I’m reminded of a criticism a friend once received in a writing workshop: “The best thing about your story was that it was short.”

The critic meant that less nastily than it sounded, and so do I. I did complete the game, partly because it was brief and easy. And the *next* to last puzzle does involve a clever twist on the player’s expectations. But fundamentally I find the type of puzzle — examine every object thoroughly, recognize sequence, enter sequence, repeat — dull and unpuzzle-like.

Reviewed by

I played Rotter's game first, because he is a fellow Drifter and is therefore most deserving of my attention.
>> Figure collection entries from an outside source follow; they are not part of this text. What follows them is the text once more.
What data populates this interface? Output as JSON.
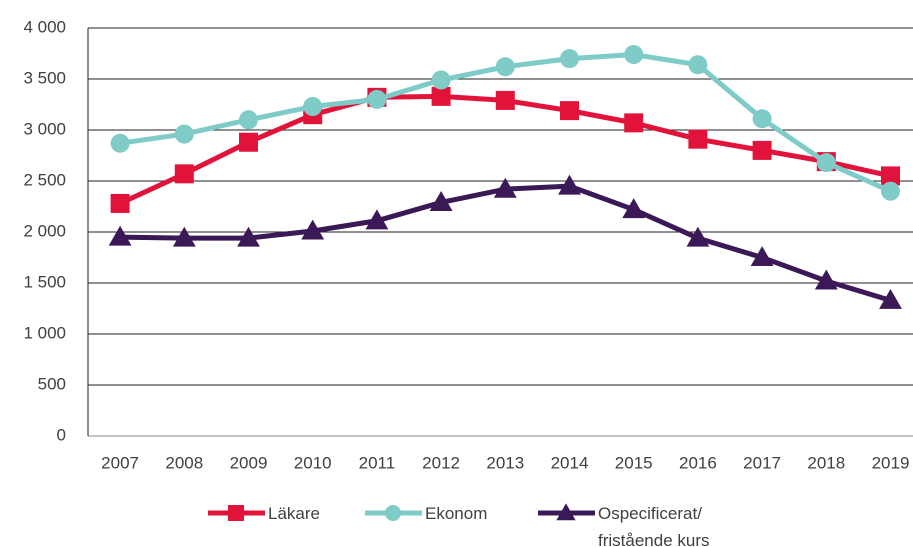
{
  "chart_data": {
    "type": "line",
    "categories": [
      "2007",
      "2008",
      "2009",
      "2010",
      "2011",
      "2012",
      "2013",
      "2014",
      "2015",
      "2016",
      "2017",
      "2018",
      "2019"
    ],
    "series": [
      {
        "name": "Läkare",
        "color": "#e2133b",
        "marker": "square",
        "values": [
          2280,
          2570,
          2880,
          3150,
          3320,
          3330,
          3290,
          3190,
          3070,
          2910,
          2800,
          2690,
          2550
        ]
      },
      {
        "name": "Ekonom",
        "color": "#7ecbc8",
        "marker": "circle",
        "values": [
          2870,
          2960,
          3100,
          3230,
          3300,
          3490,
          3620,
          3700,
          3740,
          3640,
          3110,
          2680,
          2400
        ]
      },
      {
        "name": "Ospecificerat/ fristående kurs",
        "color": "#3b1856",
        "marker": "triangle",
        "values": [
          1950,
          1940,
          1940,
          2010,
          2110,
          2290,
          2420,
          2450,
          2220,
          1940,
          1750,
          1520,
          1330
        ]
      }
    ],
    "ylim": [
      0,
      4000
    ],
    "yticks": [
      0,
      500,
      {
        "value": 1000,
        "label": "1 000"
      },
      {
        "value": 1500,
        "label": "1 500"
      },
      {
        "value": 2000,
        "label": "2 000"
      },
      {
        "value": 2500,
        "label": "2 500"
      },
      {
        "value": 3000,
        "label": "3 000"
      },
      {
        "value": 3500,
        "label": "3 500"
      },
      {
        "value": 4000,
        "label": "4 000"
      }
    ],
    "grid": true,
    "legend": "bottom"
  }
}
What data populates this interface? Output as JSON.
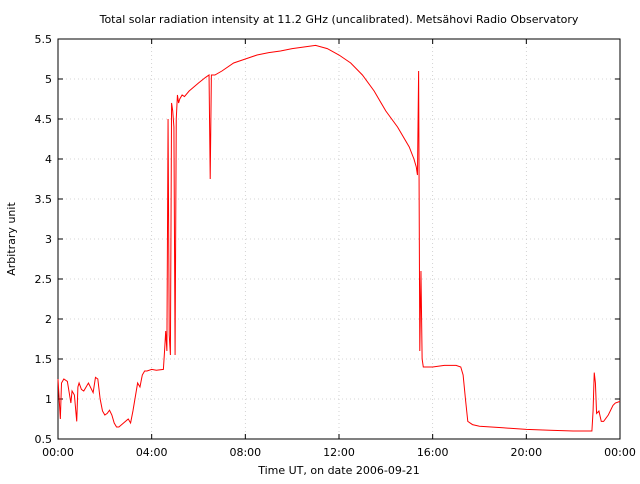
{
  "chart_data": {
    "type": "line",
    "title": "Total solar radiation intensity at 11.2 GHz (uncalibrated). Metsähovi Radio Observatory",
    "xlabel": "Time UT, on date 2006-09-21",
    "ylabel": "Arbitrary unit",
    "xlim": [
      0,
      24
    ],
    "ylim": [
      0.5,
      5.5
    ],
    "grid": true,
    "line_color": "#ff0000",
    "x_ticks": [
      {
        "value": 0,
        "label": "00:00"
      },
      {
        "value": 4,
        "label": "04:00"
      },
      {
        "value": 8,
        "label": "08:00"
      },
      {
        "value": 12,
        "label": "12:00"
      },
      {
        "value": 16,
        "label": "16:00"
      },
      {
        "value": 20,
        "label": "20:00"
      },
      {
        "value": 24,
        "label": "00:00"
      }
    ],
    "y_ticks": [
      {
        "value": 0.5,
        "label": "0.5"
      },
      {
        "value": 1,
        "label": "1"
      },
      {
        "value": 1.5,
        "label": "1.5"
      },
      {
        "value": 2,
        "label": "2"
      },
      {
        "value": 2.5,
        "label": "2.5"
      },
      {
        "value": 3,
        "label": "3"
      },
      {
        "value": 3.5,
        "label": "3.5"
      },
      {
        "value": 4,
        "label": "4"
      },
      {
        "value": 4.5,
        "label": "4.5"
      },
      {
        "value": 5,
        "label": "5"
      },
      {
        "value": 5.5,
        "label": "5.5"
      }
    ],
    "series": [
      {
        "x": [
          0.0,
          0.1,
          0.15,
          0.25,
          0.4,
          0.55,
          0.6,
          0.7,
          0.8,
          0.85,
          0.9,
          1.0,
          1.1,
          1.2,
          1.3,
          1.5,
          1.6,
          1.7,
          1.8,
          1.9,
          2.0,
          2.1,
          2.2,
          2.3,
          2.4,
          2.5,
          2.6,
          2.8,
          3.0,
          3.1,
          3.2,
          3.4,
          3.5,
          3.6,
          3.7,
          3.8,
          4.0,
          4.2,
          4.5,
          4.55,
          4.6,
          4.65,
          4.7,
          4.75,
          4.8,
          4.85,
          4.9,
          4.95,
          5.0,
          5.05,
          5.1,
          5.15,
          5.2,
          5.3,
          5.4,
          5.6,
          5.8,
          6.0,
          6.3,
          6.45,
          6.5,
          6.55,
          6.7,
          7.0,
          7.5,
          8.0,
          8.5,
          9.0,
          9.5,
          10.0,
          10.5,
          11.0,
          11.5,
          12.0,
          12.5,
          13.0,
          13.5,
          14.0,
          14.5,
          15.0,
          15.2,
          15.3,
          15.35,
          15.4,
          15.45,
          15.5,
          15.55,
          15.6,
          16.0,
          16.5,
          17.0,
          17.2,
          17.3,
          17.4,
          17.5,
          17.7,
          18.0,
          19.0,
          20.0,
          21.0,
          22.0,
          22.5,
          22.8,
          22.85,
          22.9,
          22.95,
          23.0,
          23.1,
          23.2,
          23.3,
          23.5,
          23.7,
          23.8,
          24.0
        ],
        "y": [
          1.25,
          0.75,
          1.2,
          1.25,
          1.22,
          0.95,
          1.1,
          1.05,
          0.72,
          1.15,
          1.2,
          1.12,
          1.1,
          1.15,
          1.2,
          1.08,
          1.27,
          1.25,
          1.0,
          0.85,
          0.8,
          0.82,
          0.86,
          0.8,
          0.7,
          0.65,
          0.65,
          0.7,
          0.75,
          0.7,
          0.85,
          1.2,
          1.15,
          1.3,
          1.35,
          1.35,
          1.37,
          1.36,
          1.37,
          1.6,
          1.85,
          1.6,
          4.5,
          1.8,
          1.55,
          4.7,
          4.6,
          4.4,
          1.55,
          4.5,
          4.8,
          4.7,
          4.75,
          4.8,
          4.78,
          4.85,
          4.9,
          4.95,
          5.02,
          5.05,
          3.75,
          5.05,
          5.05,
          5.1,
          5.2,
          5.25,
          5.3,
          5.33,
          5.35,
          5.38,
          5.4,
          5.42,
          5.38,
          5.3,
          5.2,
          5.05,
          4.85,
          4.6,
          4.4,
          4.15,
          4.0,
          3.9,
          3.8,
          5.1,
          1.6,
          2.6,
          1.5,
          1.4,
          1.4,
          1.42,
          1.42,
          1.4,
          1.3,
          1.0,
          0.72,
          0.68,
          0.66,
          0.64,
          0.62,
          0.61,
          0.6,
          0.6,
          0.6,
          0.85,
          1.33,
          1.2,
          0.82,
          0.85,
          0.72,
          0.72,
          0.8,
          0.92,
          0.95,
          0.97
        ]
      }
    ]
  }
}
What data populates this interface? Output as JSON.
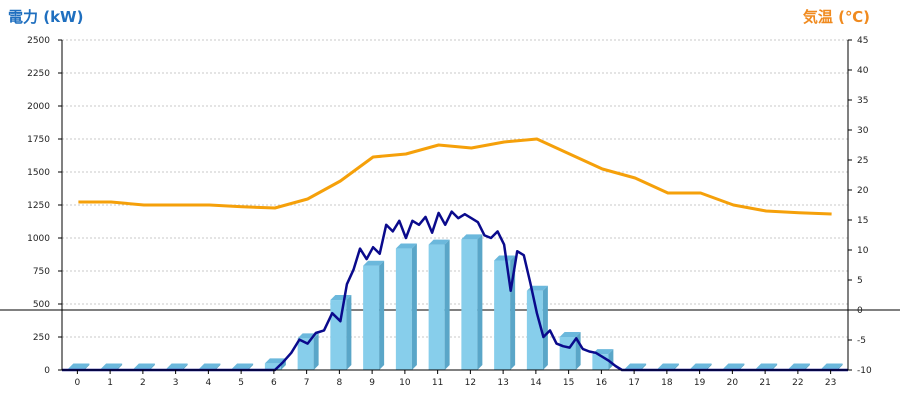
{
  "colors": {
    "power_title": "#1f6fbf",
    "temp_title": "#f08a1e",
    "bar_front": "#87ceeb",
    "bar_side": "#5aa6c8",
    "bar_top": "#6bb8dc",
    "power_line": "#0a0a8c",
    "temp_line": "#f5a00a",
    "grid": "#c8c8c8"
  },
  "chart_data": {
    "type": "bar",
    "title_left": "電力 (kW)",
    "title_right": "気温 (℃)",
    "categories": [
      "0",
      "1",
      "2",
      "3",
      "4",
      "5",
      "6",
      "7",
      "8",
      "9",
      "10",
      "11",
      "12",
      "13",
      "14",
      "15",
      "16",
      "17",
      "18",
      "19",
      "20",
      "21",
      "22",
      "23"
    ],
    "y_left": {
      "min": 0,
      "max": 2500,
      "ticks": [
        0,
        250,
        500,
        750,
        1000,
        1250,
        1500,
        1750,
        2000,
        2250,
        2500
      ]
    },
    "y_right": {
      "min": -10,
      "max": 45,
      "ticks": [
        -10,
        -5,
        0,
        5,
        10,
        15,
        20,
        25,
        30,
        35,
        40,
        45
      ]
    },
    "grid": true,
    "reference_line_right": 0,
    "series": [
      {
        "type": "bar",
        "axis": "left",
        "values": [
          0,
          0,
          0,
          0,
          0,
          0,
          50,
          240,
          530,
          790,
          920,
          950,
          990,
          830,
          600,
          250,
          120,
          0,
          0,
          0,
          0,
          0,
          0,
          0
        ]
      },
      {
        "type": "line",
        "axis": "left",
        "x": [
          6,
          6.25,
          6.5,
          6.75,
          7,
          7.25,
          7.5,
          7.75,
          8,
          8.2,
          8.4,
          8.6,
          8.8,
          9,
          9.2,
          9.4,
          9.6,
          9.8,
          10,
          10.2,
          10.4,
          10.6,
          10.8,
          11,
          11.2,
          11.4,
          11.6,
          11.8,
          12,
          12.2,
          12.4,
          12.6,
          12.8,
          13,
          13.2,
          13.4,
          13.6,
          13.8,
          14,
          14.2,
          14.4,
          14.6,
          14.8,
          15,
          15.2,
          15.4,
          15.6,
          15.8,
          16,
          16.2,
          16.4,
          16.6
        ],
        "values": [
          0,
          60,
          130,
          230,
          200,
          280,
          300,
          430,
          370,
          650,
          760,
          920,
          840,
          930,
          880,
          1100,
          1050,
          1130,
          1000,
          1130,
          1100,
          1160,
          1040,
          1190,
          1100,
          1200,
          1150,
          1180,
          1150,
          1120,
          1020,
          1000,
          1050,
          950,
          600,
          900,
          870,
          660,
          430,
          250,
          300,
          200,
          180,
          170,
          240,
          160,
          140,
          130,
          100,
          70,
          30,
          0
        ]
      },
      {
        "type": "line",
        "axis": "right",
        "x": [
          0,
          1,
          2,
          3,
          4,
          5,
          6,
          7,
          8,
          9,
          10,
          11,
          12,
          13,
          14,
          15,
          16,
          17,
          18,
          19,
          20,
          21,
          22,
          23
        ],
        "values": [
          18,
          18,
          17.5,
          17.5,
          17.5,
          17.2,
          17,
          18.5,
          21.5,
          25.5,
          26,
          27.5,
          27,
          28,
          28.5,
          26,
          23.5,
          22,
          19.5,
          19.5,
          17.5,
          16.5,
          16.2,
          16
        ]
      }
    ]
  }
}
Actually, I was a little surprised to see another ADRIFT entry in the comp as no-one (other than my attention-seeking self) had declared intent on the forum.  I recalled the title from Rotter's WIP signature but that was the only hype surrounding this game.  The above factors made me wonder if entry was a last minute decision, and this theory was supported by the fact that the game appears to have no beta-testers listed.

What I liked:  

The backstory of this game promised so much - it really made me want to play the game to completion.  I wanted to find out what was going on in the house.

The central premise of a box that was unlocked by the solving of multiple puzzles was super-neato, as was the ever-changing painting that supplied the clues.

What I didn't like:  

The ending was disappointing after the promise of the original premise.  Because I was hooked by the story I wanted, nay - demanded, more than the final shallow reveal at the end.

Some of the puzzles seemed a little random and even counter-intuitive.  The clock tower puzzle had me stumped until I looked at the walkthrough and saw that it wasn't enough to set the clock to the same time that I was seeing.  I didn't pick this up at all - maybe it was referred to in the game and I missed it.  And the less said about the 'examine ceiling' puzzle the better.  That one totally blind-sided me.

I also didn't like the fact that I spent a lot of time just typing 'g' to repeat my previous action.

Final comment:

I played this one to completion because I thought it had a great hook.  If it wasn't beta-tested then it should have been, and a more rewarding ending would do wonders for this game.